If some readers think that is a Ladybird book-like caricature which has long gone, here is Alev Scott and co-author Andronike Makres in their book published last month, writing about the long winter of democracy after Greece and Rome: ‘Democracy effectively vanished from the world until the eighteenth century, when it returned in spirit with the revolutions in France and America …’
This is a selective history, not only Eurocentric, but a privileged story of a very narrow part of humanity. It doesn’t have a fundamental curiosity for asking where did democracy come from, and what does the answer to that question say about the predicaments of today. In its linear path to the triumphs of 1989 and collapse of the Soviet bloc it also contains a belief in the superior values of the Western reading of this version of democracy: this narrow version which has after all only allowed the democratisation of a small slither of public life.
The future vibrancy of democracy, its relevance and wider direction and purpose is inextricably linked to understanding the rich mosaic of its roots across the world and how coming together to make decisions, exert power and become a civic people and citizens, seems to be something which goes to the core of what we understand to be human.
If that is the case we need to have a degree of worry about the retreat of democracy across the globe and its atrophy and decay in countries such as the UK. Democracy is about more than politics, and more than party politics and elections. It is about how we hold power to account and collectively inhabit and animate that power ourselves.

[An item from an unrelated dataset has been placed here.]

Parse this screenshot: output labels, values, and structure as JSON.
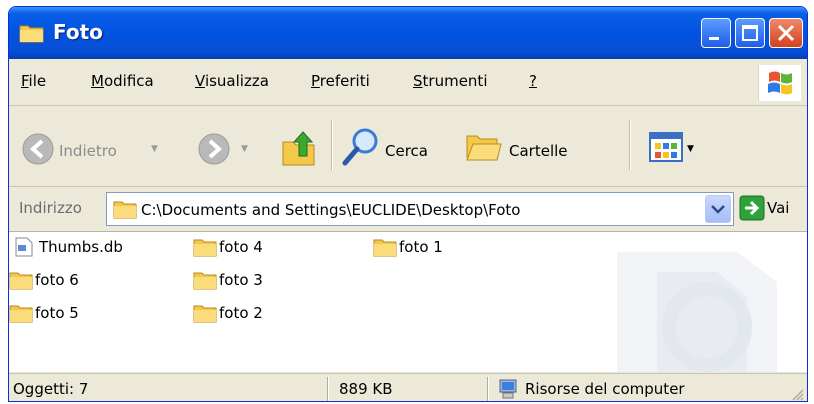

If we are to get serious about democracy we have to recognise that we cannot continue to put up with the shallow imitation that is the election we have just witnessed. Such pretences are not going to end in a good place: with the decline of trust, facts, debate and decorum, and the inability to hold lies, liars and fraudsters to account.
If we really want to get real about democracy we have to map out how to make it deeper, richer and more relevant: to embrace the democratisation of democracy which would take it beyond parties and politicians and beyond its current narrow frame, and into the economic and how to hold power to account whatever its form.
There is a long story to this – and a short story. We have only had an equal franchise in the UK of men and women since 1928. We have only had equal votes for all since 1948 – a mere 71 years ago – when the university constituencies and property owner votes were abolished – both of which gave a whole section of middle class opinion extra votes. We are barely at the start of extending democracy out into wider society.
The historian E.H. Carr wrote in his 1951 book ‘The New Society’ words which are as relevant today as then:
Mass democracy is a difficult and largely uncharted territory; and we should be nearer the mark, and should have a far more convincing slogan, if we spoke of the need, not to defend democracy, but to create it.